Total upfront cost for a three bedroom rental: $42,900.

“I was going to be homeless in two weeks,” Melina Georghiou said.

Georghiou, 50, who is a single mother of three teenagers, has lived in a two bedroom, fully furnished townhome in Vista for the past two and a half years. Her monthly rent is $1600 — a bargain in today’s housing market.

The owner of the townhome, however, is moving back in, so Georghiou must leave by June 30.

Finding a new place to rent proved to be a difficult and frustrating process. Georghiou said she filled out dozens of applications, spending hundreds of dollars in application fees, only to be turned away by every potential landlord.

“At first I thought, 'I’m strong. I can do this. I’ll keep going,' but I’ve spent the last two weeks crying because I thought I was going to be homeless at the end of the month,” Georghiou said.

Georghiou, who has a 13-year-old son and twin 15-year-old daughters, feels strongly that many people are hesitant to rent to single mothers, (which is discriminatory and illegal). And then there's the fact that she’s also a travelling nurse who gets paid by the hour.

“I’m an hourly worker, too, so when I don’t work, I don’t get paid, so that could be an issue," Georghiou said. "But it’s the market today."

This week, Georghiou found a home to potentially rent in Carlsbad that is near her children’s schools. But, she said, the home owner was also considering other applicants.

Fearing her application would, once again, be rejected, she offered a full year’s worth of rent, upfront.

“I just got creative and was like, 'Let me offer her a year in advance,' which I did," Georghiou said. "And when I got the text back, she’s like, ‘You know, I’m really hesitant renting to you, but you offered a year in advance, so I’ll take it and the place is yours.' "

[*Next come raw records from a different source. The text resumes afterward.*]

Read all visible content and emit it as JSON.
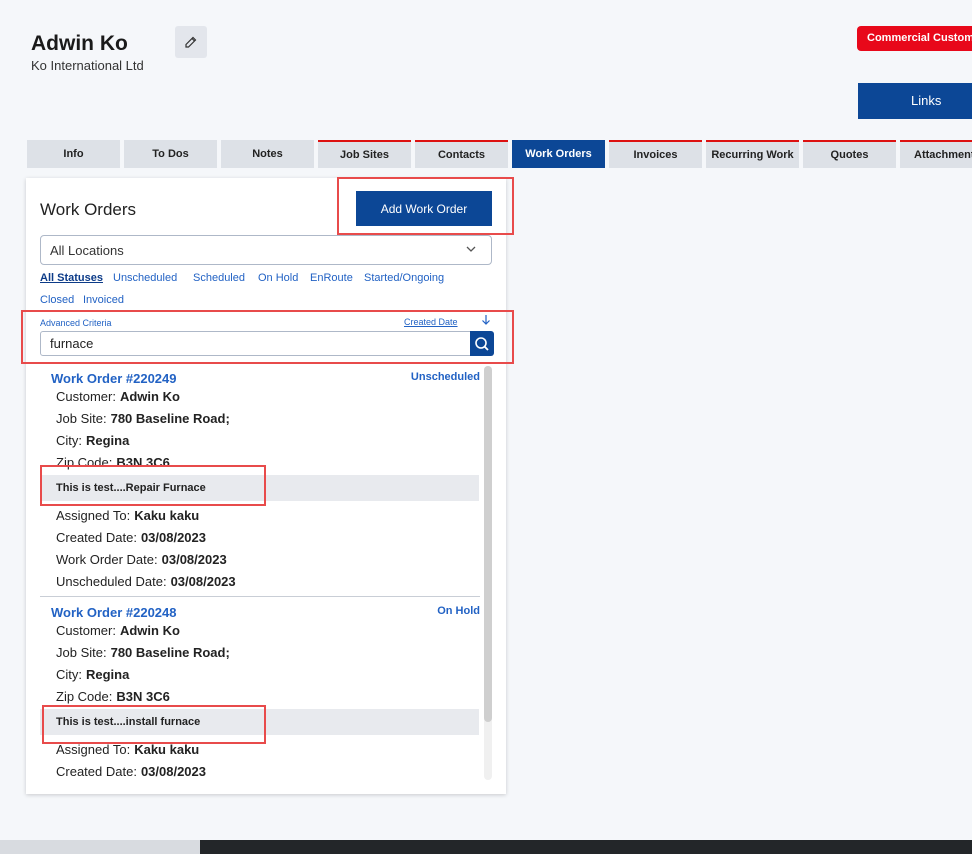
{
  "header": {
    "customer_name": "Adwin Ko",
    "company": "Ko International Ltd",
    "customer_type": "Commercial Customer",
    "links_label": "Links"
  },
  "tabs": [
    {
      "label": "Info"
    },
    {
      "label": "To Dos"
    },
    {
      "label": "Notes"
    },
    {
      "label": "Job Sites"
    },
    {
      "label": "Contacts"
    },
    {
      "label": "Work Orders"
    },
    {
      "label": "Invoices"
    },
    {
      "label": "Recurring Work"
    },
    {
      "label": "Quotes"
    },
    {
      "label": "Attachments"
    }
  ],
  "active_tab": "Work Orders",
  "panel": {
    "title": "Work Orders",
    "add_button": "Add Work Order",
    "location": "All Locations",
    "statuses": [
      "All Statuses",
      "Unscheduled",
      "Scheduled",
      "On Hold",
      "EnRoute",
      "Started/Ongoing",
      "Closed",
      "Invoiced"
    ],
    "advanced_criteria": "Advanced Criteria",
    "sort_label": "Created Date",
    "search_value": "furnace"
  },
  "labels": {
    "customer": "Customer:",
    "job_site": "Job Site:",
    "city": "City:",
    "zip": "Zip Code:",
    "assigned": "Assigned To:",
    "created": "Created Date:",
    "wo_date": "Work Order Date:",
    "unscheduled_date": "Unscheduled Date:"
  },
  "work_orders": [
    {
      "title": "Work Order #220249",
      "status": "Unscheduled",
      "customer": "Adwin Ko",
      "job_site": "780 Baseline Road;",
      "city": "Regina",
      "zip": "B3N 3C6",
      "description": "This is test....Repair Furnace",
      "assigned": "Kaku kaku",
      "created": "03/08/2023",
      "wo_date": "03/08/2023",
      "unscheduled_date": "03/08/2023"
    },
    {
      "title": "Work Order #220248",
      "status": "On Hold",
      "customer": "Adwin Ko",
      "job_site": "780 Baseline Road;",
      "city": "Regina",
      "zip": "B3N 3C6",
      "description": "This is test....install furnace",
      "assigned": "Kaku kaku",
      "created": "03/08/2023"
    }
  ],
  "colors": {
    "primary": "#0c4796",
    "link": "#2262c4",
    "badge": "#e8081a",
    "highlight": "#e84b4b"
  }
}
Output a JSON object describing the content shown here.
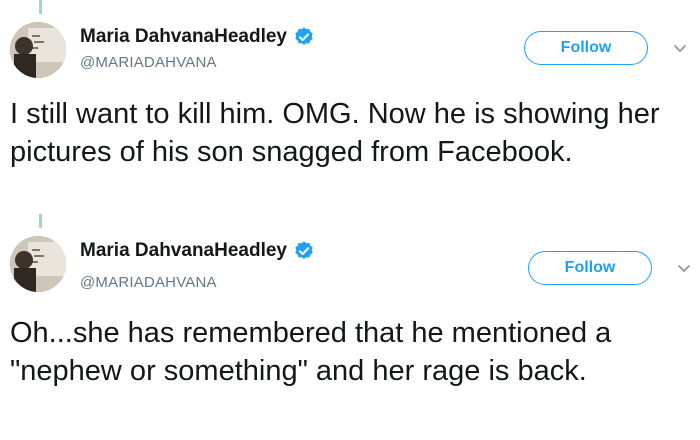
{
  "tweets": [
    {
      "display_name": "Maria DahvanaHeadley",
      "handle": "@MARIADAHVANA",
      "follow_label": "Follow",
      "text": "I still want to kill him. OMG. Now he is showing her pictures of his son snagged from Facebook."
    },
    {
      "display_name": "Maria DahvanaHeadley",
      "handle": "@MARIADAHVANA",
      "follow_label": "Follow",
      "text": "Oh...she has remembered that he mentioned a \"nephew or something\" and her rage is back."
    }
  ],
  "colors": {
    "brand_blue": "#1da1f2",
    "thread_line": "#9ad8c8",
    "handle_gray": "#657786"
  },
  "icons": [
    "verified-badge-icon",
    "chevron-down-icon",
    "avatar"
  ]
}
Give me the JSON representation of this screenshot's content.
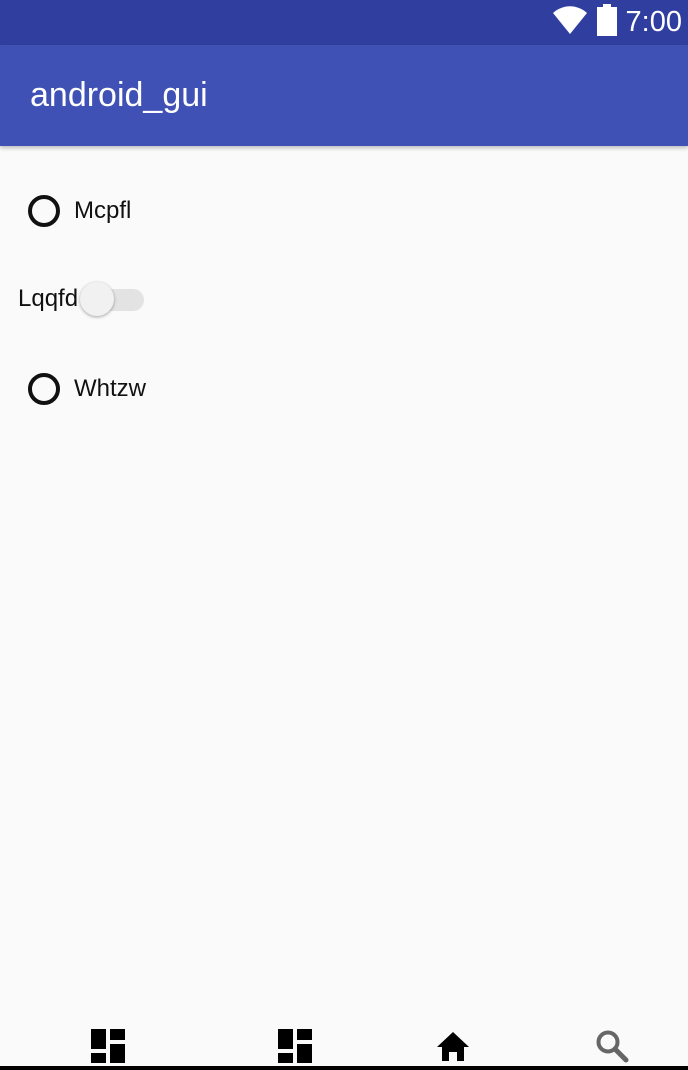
{
  "status_bar": {
    "time": "7:00",
    "icons": [
      "wifi-icon",
      "battery-icon"
    ],
    "color": "#303f9f"
  },
  "app_bar": {
    "title": "android_gui",
    "color": "#3f51b5"
  },
  "content": {
    "radio_1": {
      "label": "Mcpfl",
      "checked": false
    },
    "switch_1": {
      "label": "Lqqfd",
      "on": false
    },
    "radio_2": {
      "label": "Whtzw",
      "checked": false
    }
  },
  "bottom_nav": {
    "items": [
      {
        "icon": "dashboard-icon"
      },
      {
        "icon": "dashboard-icon"
      },
      {
        "icon": "home-icon"
      },
      {
        "icon": "search-icon"
      }
    ]
  }
}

In the end, for a home that would have rented for $3,300 a month, Georghiou paid $42,900 upfront. She said she liquidating everything she owns and wiping out her life savings.

“I am, at this point, losing faith in humanity," Georghiou said. "As a whole, I think there’s a lot of greed involved. I do understand the real estate market at this point, but you should not go from 2019 to three years later, doubling rent."

Georghiou is by no means poor, but she’s willing to share a single mother’s struggle to find affordable housing. And for now, she no longer fears the absolute worst.

“I’m thinking, staying in hotels, stay in the cars," Georghiou said. "I don’t know what my options would have been at that point. I don’t, I cried too many night’s already, so I don’t want to think about it anymore."